As the curtain opens on “Alice’s Adventures in Wonderland,” performed by the National Ballet of Canada at the Kennedy Center, we’re in familiar territory. That is, it’s familiar if you’re among the fans of the hit PBS series “Downton Abbey,” for the ballet’s first moments take place on the grounds of a palatial manor in the English countryside, where a garden party is being prepared with yards of white linen, platters of pastries and much fussing over flowers.
But instead of the emotionally repressed aristocracy of the TV show, choreographer Christopher Wheeldon gives us something more delicious: a psychotic hostess in excelsis, who terrorizes her family and the servants and fires the gardener’s boy with sadistic zeal. Portrayed on Friday’s opening night by Greta Hodgkinson, the crazy lady of the house is all sharp angles and dagger-like pointes, a spidery creature whose outsize temper fills the stage.
She’s also the mother of young Alice (a spunky, effervescent Jillian Vanstone), and she will reappear as the implacable Queen of Hearts when her daughter tumbles down the rabbit hole into the dream world where the rest of the ballet unfolds. That’s a good thing, because Hodgkinson’s over-the-top Mommie-Dearest-on-a-tear is the most fully realized character in this ballet, which continues at the Opera House through Jan. 27.
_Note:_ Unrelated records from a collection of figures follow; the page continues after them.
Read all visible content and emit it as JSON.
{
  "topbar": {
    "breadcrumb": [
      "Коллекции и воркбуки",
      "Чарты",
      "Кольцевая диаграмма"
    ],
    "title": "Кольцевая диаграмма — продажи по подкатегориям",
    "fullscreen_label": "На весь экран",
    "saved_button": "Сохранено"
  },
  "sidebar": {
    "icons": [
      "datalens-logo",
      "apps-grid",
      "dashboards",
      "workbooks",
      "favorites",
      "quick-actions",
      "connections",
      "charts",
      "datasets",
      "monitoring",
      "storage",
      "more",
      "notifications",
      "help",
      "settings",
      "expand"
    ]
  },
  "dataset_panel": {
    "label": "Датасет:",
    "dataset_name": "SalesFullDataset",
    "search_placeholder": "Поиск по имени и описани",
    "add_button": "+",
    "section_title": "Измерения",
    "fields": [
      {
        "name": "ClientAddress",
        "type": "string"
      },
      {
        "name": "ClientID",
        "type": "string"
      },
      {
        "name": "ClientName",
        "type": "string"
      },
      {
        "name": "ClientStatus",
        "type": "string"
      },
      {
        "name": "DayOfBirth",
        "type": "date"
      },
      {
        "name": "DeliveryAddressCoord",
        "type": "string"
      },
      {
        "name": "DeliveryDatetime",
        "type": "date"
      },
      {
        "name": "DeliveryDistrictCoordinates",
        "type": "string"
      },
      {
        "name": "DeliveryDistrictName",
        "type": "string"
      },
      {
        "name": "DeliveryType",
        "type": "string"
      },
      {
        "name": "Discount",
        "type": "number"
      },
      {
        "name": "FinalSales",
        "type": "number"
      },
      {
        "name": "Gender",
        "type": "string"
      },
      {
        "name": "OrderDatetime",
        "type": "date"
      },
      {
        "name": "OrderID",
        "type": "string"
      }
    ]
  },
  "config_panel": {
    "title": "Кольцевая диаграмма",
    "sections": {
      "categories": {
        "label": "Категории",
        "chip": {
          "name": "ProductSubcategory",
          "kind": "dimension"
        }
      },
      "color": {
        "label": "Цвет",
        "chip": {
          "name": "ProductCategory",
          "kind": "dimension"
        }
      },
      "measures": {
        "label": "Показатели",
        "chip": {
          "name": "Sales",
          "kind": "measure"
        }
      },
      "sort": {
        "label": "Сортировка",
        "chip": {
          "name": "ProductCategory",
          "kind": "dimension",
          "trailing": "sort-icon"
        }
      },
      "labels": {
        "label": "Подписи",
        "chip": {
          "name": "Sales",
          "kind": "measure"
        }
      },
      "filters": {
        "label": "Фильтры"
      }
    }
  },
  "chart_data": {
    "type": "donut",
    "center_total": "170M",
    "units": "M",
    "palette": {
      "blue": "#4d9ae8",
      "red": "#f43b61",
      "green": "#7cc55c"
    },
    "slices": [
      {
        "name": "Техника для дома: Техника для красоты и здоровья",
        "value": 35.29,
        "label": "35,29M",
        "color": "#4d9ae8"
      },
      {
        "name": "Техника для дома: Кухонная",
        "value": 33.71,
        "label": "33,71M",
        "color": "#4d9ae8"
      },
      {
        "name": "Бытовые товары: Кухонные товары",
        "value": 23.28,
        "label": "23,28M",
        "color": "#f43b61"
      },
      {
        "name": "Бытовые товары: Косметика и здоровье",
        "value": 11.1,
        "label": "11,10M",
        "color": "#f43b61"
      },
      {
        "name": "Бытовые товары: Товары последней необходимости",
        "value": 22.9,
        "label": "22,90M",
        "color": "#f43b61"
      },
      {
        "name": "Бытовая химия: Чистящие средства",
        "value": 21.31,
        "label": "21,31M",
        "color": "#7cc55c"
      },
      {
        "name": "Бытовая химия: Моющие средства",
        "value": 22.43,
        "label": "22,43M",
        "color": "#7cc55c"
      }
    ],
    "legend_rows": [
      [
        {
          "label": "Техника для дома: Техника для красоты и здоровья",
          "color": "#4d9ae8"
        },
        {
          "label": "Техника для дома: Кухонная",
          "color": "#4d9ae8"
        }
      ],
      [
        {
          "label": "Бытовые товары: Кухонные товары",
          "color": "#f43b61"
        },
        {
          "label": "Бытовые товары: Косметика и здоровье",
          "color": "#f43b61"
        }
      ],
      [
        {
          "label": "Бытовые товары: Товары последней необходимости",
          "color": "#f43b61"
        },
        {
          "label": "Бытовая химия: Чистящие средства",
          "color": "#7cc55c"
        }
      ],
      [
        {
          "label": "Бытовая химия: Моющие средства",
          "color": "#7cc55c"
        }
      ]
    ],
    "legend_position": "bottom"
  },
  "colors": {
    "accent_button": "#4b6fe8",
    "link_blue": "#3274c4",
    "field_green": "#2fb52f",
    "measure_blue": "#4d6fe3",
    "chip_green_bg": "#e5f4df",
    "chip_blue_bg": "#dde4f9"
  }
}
Wheeldon’s account of the beloved Lewis Carroll story is eventful and beautifully designed. But it is curiously light on the human dimension, because the dancing is the least interesting part of it. Who are these eccentric characters who parade by? What emotions move them? These are questions the dancing ought to answer, but though there is plenty of action onstage during the ballet’s two-and-a-half hours, it rarely leads us inside the heart.
Yet while the choreography is workaday, from a theatrical perspective “Alice’s Adventures in Wonderland” explodes with bright ideas. Author Carroll is woven into the story as a family friend and photographer who transforms into the White Rabbit before our eyes. We’re all sent spinning down his hole — the portal to Wonderland — by means of a dizzying, kaleidoscopic film effect that will either delight you or give you vertigo. Backdrops that loom or shrink help depict Alice’s magical transformations into giantess and pixie. (Bob Crowley composed the designs, drawing artfully on Victorian whimsy, while Jon Driscoll and Gemma Carrington created the cleverly devised projections.)
Some of the scenic effects spill into the audience: At one point, confetti rains down on the front orchestra section, and ballerinas in floral garb waltz down the aisles. They are meant to represent a vision of the Queen’s garden, launching Alice on a quest to find the real thing and reunite there with Jack, the fired gardener’s boy, on whom she has a crush and who appears in her dream as the Knave of Hearts. In a departure from the book, Wheeldon gives his account a budding-romance theme, nudging it into the realm of a traditional fairy-tale love story.
You can’t blame him. The ballet is full of visual delights inspired by the book: the Caterpillar, a winding line of disembodied ballerina legs; the Cheshire Cat, a jigsaw puzzle of feline parts held aloft by puppeteers; the blood-spattered Duchess and Cook, whose fabulously detailed sausage-grinding operation in a kitchen full of hacked-up hogs is like a scene from “Sweeney Todd.” But as a storyteller Wheeldon is confined to ideas that are choreographically manageable, and love and hate are at the top of that list. Wordplay and philosophy, which were Caroll’s masterstrokes, aren’t on it.
As a result, Wheeldon has an interesting piece of theater — something like a series of music-hall acts — but he doesn’t quite have a great ballet here. Certainly, this sprawling work, created in 2011 as a shared production for the Royal Ballet and the National Ballet of Canada, presented an enormous stretch for him, as he has built his brilliant career on short abstract works.
He gets a good deal of atmospheric assistance from Joby Talbot’s original score, which, as performed by the Opera House Orchestra, is full of mystery, oddity and sudden jolts, with a propulsive undertone of tick-tocking.
The ballet’s love angle feels half-realized — it’s not especially clear until Alice and Jack (Naoya Ebe) meet up in a sweeping dance of awakening passion in the second act. But the hate part is genius. That’s where Hodgkinson’s Mother/Queen of Hearts is in her glory. You have to wait until late in the ballet for her big scene, but it’s worth it. That rubbery, expressive face! Those laser-precise fingers! She points one maliciously at a gardener and it’s as if she were shooting poison darts. Her self-important flirtation with four underlings is a hilarious send-up of the Rose Adagio from “The Sleeping Beauty,” by way of the Three Stooges. Laughs at the ballet are rare. When Wheeldon is good, he is very, very good indeed.
performed by the National Ballet of Canada, runs through Jan. 27 at the Kennedy Center Opera House, with cast changes.